Boosting is a technique in machine learning in which multiple models are developed sequentially. Each new model tries to successful predict what prior models were unable to do. The average for regression and majority vote for classification are used. For classification, boosting is commonly associated with decision trees. However, boosting can be used with any machine learning algorithm in the supervised learning context.

Since several models are being developed with aggregation, boosting is associated with ensemble learning. Ensemble is just a way of developing more than one model for machine-learning purposes. With boosting, the assumption is that the combination of several weak models can make one really strong and accurate model.

For our purposes, we will be using adaboost classification to improve the performance of a decision tree in python. We will use the cancer dataset from the pydataset library. Our goal will be to predict the status of a patient based on several independent variables. The steps of this process are as follows.

1. Data preparation
2. Decision tree baseline model
3. Hyperparameter tuning of Adaboost model
4. AdaBoost model development

Below is some initial code

from sklearn.ensemble import AdaBoostClassifier
from sklearn import tree
from sklearn.model_selection import GridSearchCV
import numpy as np
from pydataset import data
import pandas as pd
from sklearn.model_selection import cross_val_score
from sklearn.model_selection import KFold

Data Preparation

Data preparation is minimal in this situation. We will load are data and at the same time drop any NA using the .dropna() function.

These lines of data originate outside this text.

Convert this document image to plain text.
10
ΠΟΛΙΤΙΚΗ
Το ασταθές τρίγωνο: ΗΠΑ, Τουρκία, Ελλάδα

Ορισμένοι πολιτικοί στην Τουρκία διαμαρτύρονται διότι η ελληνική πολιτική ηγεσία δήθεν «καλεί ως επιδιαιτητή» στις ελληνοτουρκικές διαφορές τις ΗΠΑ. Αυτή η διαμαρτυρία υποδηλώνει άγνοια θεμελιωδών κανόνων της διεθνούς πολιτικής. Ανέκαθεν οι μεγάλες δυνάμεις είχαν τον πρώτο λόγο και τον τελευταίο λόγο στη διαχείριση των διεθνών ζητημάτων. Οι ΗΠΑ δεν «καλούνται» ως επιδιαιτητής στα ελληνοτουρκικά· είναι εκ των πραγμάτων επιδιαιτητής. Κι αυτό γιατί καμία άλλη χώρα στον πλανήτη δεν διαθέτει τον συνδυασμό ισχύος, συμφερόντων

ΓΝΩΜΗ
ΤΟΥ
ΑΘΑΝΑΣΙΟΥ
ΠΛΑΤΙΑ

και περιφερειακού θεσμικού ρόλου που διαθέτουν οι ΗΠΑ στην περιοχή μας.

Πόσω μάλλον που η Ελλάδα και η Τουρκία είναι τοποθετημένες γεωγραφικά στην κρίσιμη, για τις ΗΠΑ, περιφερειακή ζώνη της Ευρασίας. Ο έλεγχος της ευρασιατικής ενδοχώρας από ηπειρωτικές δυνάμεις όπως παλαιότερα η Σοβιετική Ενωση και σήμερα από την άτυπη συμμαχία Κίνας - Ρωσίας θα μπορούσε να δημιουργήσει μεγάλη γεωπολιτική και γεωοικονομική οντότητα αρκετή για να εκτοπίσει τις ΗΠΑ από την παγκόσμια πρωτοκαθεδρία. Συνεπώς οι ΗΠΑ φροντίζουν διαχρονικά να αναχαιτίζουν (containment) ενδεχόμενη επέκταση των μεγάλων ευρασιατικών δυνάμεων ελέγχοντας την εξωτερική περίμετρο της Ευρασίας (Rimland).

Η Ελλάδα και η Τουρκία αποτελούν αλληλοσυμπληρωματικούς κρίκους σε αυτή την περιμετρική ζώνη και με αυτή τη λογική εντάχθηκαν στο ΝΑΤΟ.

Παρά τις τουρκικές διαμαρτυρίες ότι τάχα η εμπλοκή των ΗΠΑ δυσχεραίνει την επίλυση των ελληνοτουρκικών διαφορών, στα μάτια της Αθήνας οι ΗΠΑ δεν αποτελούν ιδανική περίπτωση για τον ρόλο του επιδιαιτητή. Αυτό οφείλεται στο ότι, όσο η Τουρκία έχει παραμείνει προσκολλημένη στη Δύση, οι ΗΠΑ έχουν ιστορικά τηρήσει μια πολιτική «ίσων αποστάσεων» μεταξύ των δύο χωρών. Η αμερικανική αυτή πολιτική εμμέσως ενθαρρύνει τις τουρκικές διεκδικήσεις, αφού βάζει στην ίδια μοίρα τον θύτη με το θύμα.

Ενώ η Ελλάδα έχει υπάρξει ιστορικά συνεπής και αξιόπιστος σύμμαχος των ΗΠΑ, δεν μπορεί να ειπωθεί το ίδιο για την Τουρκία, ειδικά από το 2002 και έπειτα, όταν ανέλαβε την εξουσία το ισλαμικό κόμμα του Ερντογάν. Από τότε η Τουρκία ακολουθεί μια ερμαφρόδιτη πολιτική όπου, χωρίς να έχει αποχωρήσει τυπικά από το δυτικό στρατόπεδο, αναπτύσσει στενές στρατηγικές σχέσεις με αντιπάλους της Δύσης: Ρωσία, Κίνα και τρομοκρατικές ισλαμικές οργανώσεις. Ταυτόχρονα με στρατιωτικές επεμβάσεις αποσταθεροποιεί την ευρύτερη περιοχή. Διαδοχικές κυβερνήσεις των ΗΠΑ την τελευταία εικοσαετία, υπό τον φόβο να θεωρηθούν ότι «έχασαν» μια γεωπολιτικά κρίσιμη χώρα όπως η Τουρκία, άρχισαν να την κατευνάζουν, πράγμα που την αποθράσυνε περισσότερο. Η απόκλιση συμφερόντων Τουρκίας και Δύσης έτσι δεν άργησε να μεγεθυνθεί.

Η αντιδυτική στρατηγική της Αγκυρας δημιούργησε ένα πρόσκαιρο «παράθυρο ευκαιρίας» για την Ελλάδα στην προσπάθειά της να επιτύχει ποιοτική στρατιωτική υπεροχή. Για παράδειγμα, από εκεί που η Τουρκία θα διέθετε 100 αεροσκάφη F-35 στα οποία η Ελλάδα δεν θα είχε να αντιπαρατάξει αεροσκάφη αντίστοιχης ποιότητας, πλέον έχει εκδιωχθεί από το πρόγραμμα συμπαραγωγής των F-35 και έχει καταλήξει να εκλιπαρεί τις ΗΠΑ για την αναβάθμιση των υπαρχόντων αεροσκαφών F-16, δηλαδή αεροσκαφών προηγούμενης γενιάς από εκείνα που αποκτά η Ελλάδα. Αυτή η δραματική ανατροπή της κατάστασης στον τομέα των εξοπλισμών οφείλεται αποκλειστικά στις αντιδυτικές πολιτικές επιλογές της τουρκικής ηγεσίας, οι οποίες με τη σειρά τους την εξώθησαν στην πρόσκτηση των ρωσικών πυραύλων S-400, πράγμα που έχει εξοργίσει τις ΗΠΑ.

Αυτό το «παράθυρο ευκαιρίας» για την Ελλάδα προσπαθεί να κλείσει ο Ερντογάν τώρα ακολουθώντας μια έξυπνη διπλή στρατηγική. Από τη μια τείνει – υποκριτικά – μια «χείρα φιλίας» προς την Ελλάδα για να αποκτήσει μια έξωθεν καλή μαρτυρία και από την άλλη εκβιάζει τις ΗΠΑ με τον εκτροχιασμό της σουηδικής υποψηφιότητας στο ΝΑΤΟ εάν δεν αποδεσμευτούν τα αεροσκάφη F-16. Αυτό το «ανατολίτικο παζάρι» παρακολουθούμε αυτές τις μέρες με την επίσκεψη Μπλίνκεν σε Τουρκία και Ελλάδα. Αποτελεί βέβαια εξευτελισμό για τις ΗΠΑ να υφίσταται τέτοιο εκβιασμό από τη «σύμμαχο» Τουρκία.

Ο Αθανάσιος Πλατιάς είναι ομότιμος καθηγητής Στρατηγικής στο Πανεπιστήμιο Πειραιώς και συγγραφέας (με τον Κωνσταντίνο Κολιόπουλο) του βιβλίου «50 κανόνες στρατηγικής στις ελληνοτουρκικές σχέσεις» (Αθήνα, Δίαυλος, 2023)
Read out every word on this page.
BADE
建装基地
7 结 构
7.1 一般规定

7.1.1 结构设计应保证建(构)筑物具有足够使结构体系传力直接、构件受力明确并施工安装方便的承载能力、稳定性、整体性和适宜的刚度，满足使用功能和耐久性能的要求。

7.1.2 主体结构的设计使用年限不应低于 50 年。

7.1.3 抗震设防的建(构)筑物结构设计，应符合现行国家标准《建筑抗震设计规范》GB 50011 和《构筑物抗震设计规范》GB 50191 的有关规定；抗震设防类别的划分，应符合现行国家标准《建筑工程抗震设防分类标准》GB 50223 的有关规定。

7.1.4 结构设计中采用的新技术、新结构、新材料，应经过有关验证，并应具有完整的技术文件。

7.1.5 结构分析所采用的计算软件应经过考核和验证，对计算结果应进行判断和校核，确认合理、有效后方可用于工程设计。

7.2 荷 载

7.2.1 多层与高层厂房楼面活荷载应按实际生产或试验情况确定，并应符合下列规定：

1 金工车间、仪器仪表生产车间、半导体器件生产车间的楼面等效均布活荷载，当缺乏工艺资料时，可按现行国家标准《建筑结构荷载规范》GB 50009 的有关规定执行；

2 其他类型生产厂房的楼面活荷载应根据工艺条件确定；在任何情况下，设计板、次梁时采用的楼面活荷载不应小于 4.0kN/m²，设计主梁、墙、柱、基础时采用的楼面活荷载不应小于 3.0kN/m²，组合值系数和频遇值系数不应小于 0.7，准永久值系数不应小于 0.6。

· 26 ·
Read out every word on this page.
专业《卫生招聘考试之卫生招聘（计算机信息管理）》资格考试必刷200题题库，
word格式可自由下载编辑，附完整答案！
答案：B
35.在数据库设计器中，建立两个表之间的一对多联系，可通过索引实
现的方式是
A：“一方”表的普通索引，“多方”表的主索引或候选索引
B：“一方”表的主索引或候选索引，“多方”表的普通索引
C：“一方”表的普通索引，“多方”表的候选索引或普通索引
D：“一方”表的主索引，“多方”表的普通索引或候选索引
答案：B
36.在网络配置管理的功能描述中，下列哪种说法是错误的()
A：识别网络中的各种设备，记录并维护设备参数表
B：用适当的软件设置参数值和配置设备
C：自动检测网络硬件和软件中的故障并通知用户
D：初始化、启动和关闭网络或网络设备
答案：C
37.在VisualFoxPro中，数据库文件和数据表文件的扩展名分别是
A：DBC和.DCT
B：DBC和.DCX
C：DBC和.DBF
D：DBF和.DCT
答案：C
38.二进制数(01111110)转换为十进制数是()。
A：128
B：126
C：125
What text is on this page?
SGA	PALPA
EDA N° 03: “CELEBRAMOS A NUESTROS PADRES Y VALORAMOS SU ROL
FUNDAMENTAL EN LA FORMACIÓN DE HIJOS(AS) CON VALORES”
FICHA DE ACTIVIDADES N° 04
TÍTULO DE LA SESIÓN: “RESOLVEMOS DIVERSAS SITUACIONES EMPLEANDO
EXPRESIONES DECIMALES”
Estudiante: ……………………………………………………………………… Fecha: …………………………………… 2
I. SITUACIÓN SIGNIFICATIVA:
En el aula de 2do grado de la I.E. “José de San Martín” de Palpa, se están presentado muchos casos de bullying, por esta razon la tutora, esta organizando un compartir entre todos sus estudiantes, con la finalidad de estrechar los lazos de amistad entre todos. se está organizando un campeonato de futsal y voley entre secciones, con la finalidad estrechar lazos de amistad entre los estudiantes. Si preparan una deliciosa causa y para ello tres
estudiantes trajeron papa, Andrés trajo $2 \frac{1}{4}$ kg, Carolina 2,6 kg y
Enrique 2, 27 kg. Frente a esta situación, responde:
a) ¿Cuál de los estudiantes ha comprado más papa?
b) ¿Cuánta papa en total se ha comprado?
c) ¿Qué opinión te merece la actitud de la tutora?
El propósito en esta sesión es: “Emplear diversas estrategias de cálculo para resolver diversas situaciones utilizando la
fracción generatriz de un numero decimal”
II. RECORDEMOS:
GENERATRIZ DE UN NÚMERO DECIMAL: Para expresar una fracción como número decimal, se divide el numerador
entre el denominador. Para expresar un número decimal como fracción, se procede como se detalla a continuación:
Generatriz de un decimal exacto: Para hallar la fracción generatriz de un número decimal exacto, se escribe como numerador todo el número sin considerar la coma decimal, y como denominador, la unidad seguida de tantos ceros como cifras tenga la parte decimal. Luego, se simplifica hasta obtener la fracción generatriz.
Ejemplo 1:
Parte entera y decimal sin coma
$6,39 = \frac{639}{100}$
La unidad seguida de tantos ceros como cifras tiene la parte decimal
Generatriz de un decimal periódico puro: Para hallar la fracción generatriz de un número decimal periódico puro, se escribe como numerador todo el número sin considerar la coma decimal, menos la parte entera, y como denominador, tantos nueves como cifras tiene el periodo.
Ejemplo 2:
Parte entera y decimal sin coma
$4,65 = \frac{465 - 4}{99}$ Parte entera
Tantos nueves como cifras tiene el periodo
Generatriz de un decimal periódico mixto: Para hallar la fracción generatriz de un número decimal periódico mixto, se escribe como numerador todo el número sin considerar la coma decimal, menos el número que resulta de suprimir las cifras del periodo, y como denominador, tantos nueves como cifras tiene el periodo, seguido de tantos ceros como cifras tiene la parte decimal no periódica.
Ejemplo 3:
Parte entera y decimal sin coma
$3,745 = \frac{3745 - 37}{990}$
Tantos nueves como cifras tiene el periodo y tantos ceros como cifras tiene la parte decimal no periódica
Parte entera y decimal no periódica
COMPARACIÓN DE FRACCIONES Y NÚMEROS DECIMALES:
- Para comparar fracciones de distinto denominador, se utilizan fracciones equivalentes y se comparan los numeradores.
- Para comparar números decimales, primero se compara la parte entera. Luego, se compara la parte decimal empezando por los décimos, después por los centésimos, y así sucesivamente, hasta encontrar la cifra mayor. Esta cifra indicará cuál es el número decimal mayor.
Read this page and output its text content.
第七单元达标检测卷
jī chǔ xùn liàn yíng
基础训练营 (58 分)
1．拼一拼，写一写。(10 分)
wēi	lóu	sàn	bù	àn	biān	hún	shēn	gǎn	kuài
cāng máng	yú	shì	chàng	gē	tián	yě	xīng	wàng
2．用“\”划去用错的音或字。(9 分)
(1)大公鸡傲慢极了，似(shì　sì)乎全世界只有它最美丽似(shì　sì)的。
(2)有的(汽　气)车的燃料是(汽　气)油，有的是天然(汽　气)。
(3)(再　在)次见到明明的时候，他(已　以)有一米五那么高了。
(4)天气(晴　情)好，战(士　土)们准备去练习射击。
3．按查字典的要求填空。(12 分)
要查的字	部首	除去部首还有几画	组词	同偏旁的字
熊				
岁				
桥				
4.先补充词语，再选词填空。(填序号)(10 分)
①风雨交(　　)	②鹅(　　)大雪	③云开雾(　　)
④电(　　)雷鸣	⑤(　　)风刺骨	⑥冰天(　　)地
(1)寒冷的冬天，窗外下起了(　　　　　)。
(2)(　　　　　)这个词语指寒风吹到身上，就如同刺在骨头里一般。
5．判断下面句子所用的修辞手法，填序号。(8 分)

In addition, we will place the independent variables in dataframe called X and the dependent variable in a dataset called y. Below is the code.

df=data('cancer').dropna()
X=df[['time','sex','ph.karno','pat.karno','meal.cal','wt.loss']]
y=df['status']

Decision Tree Baseline Model

We will make a decision tree just for the purposes of comparison. First, we will set the parameters for the cross-validation. Then we will use a for loop to run several different decision trees. The difference in the decision trees will be their depth. The depth is how far the tree can go in order to purify the classification. The more depth the more likely your decision tree is to overfit the data. The last thing we will do is print the results. Below is the code with the output

crossvalidation=KFold(n_splits=10,shuffle=True,random_state=1)
for depth in range (1,10):
    tree_classifier=tree.DecisionTreeClassifier(max_depth=depth,random_state=1)
    if tree_classifier.fit(X,y).tree_.max_depth<depth:
        break
    score=np.mean(cross_val_score(tree_classifier,X,y,scoring='accuracy', cv=crossvalidation,n_jobs=1))
    print(depth, score)
1 0.71875
2 0.6477941176470589
3 0.6768382352941177
4 0.6698529411764707
5 0.6584558823529412
6 0.6525735294117647
7 0.6283088235294118
8 0.6573529411764706
9 0.6577205882352941

You can see that the most accurate decision tree had a depth of 1. After that there was a general decline in accuracy.

We now can determine if the adaBoost model is better based on whether the accuracy is above 72%. Before we develop the  AdaBoost model, we need to tune several hyperparameters in order to develop the most accurate model possible.

Hyperparameter Tuning AdaBoost Model

In order to tune the hyperparameters there are several things that we need to do. First we need to initiate  our AdaBoostClassifier with some basic settings. Then We need to create our search grid with the hyperparameters. There are two hyperparameters that we will set and they are number of estimators (n_estimators) and the learning rate.

Number of estimators has to do with how many trees are developed. The learning rate indicates how each tree contributes to the overall results. We have to place in the grid several values for each of these. Once we set the arguments for the AdaBoostClassifier and the search grid we combine all this information into an object called search. This object uses the GridSearchCV function and includes additional arguments for scoring, n_jobs, and for cross-validation. Below is the code for all of this

ada=AdaBoostClassifier()
search_grid={'n_estimators':[500,1000,2000],'learning_rate':[.001,0.01,.1]}
search=GridSearchCV(estimator=ada,param_grid=search_grid,scoring='accuracy',n_jobs=1,cv=crossvalidation)

We can now run the model of hyperparameter tuning and see the results. The code is below.

search.fit(X,y)
search.best_params_
Out[33]: {'learning_rate': 0.01, 'n_estimators': 1000}
search.best_score_
Out[34]: 0.7425149700598802

We can see that if the learning rate is set to 0.01 and the number of estimators to 1000 We can expect an accuracy of 74%. This is superior to our baseline model.

AdaBoost Model

We can now rune our AdaBoost Classifier based on the recommended hyperparameters. Below is the code.

score=np.mean(cross_val_score(ada,X,y,scoring='accuracy',cv=crossvalidation,n_jobs=1))
score
Out[36]: 0.7415441176470589

We knew we would get around 74% and that is what we got. It’s only a 3% improvement but depending on the context that can be a substantial difference.

Conclusion

In this post, we look at how to use boosting for classification. In particular, we used the AdaBoost algorithm. Boosting in general uses many models to determine the most accurate classification in a sequential manner. Doing this will often lead to an improvement in the prediction of a model.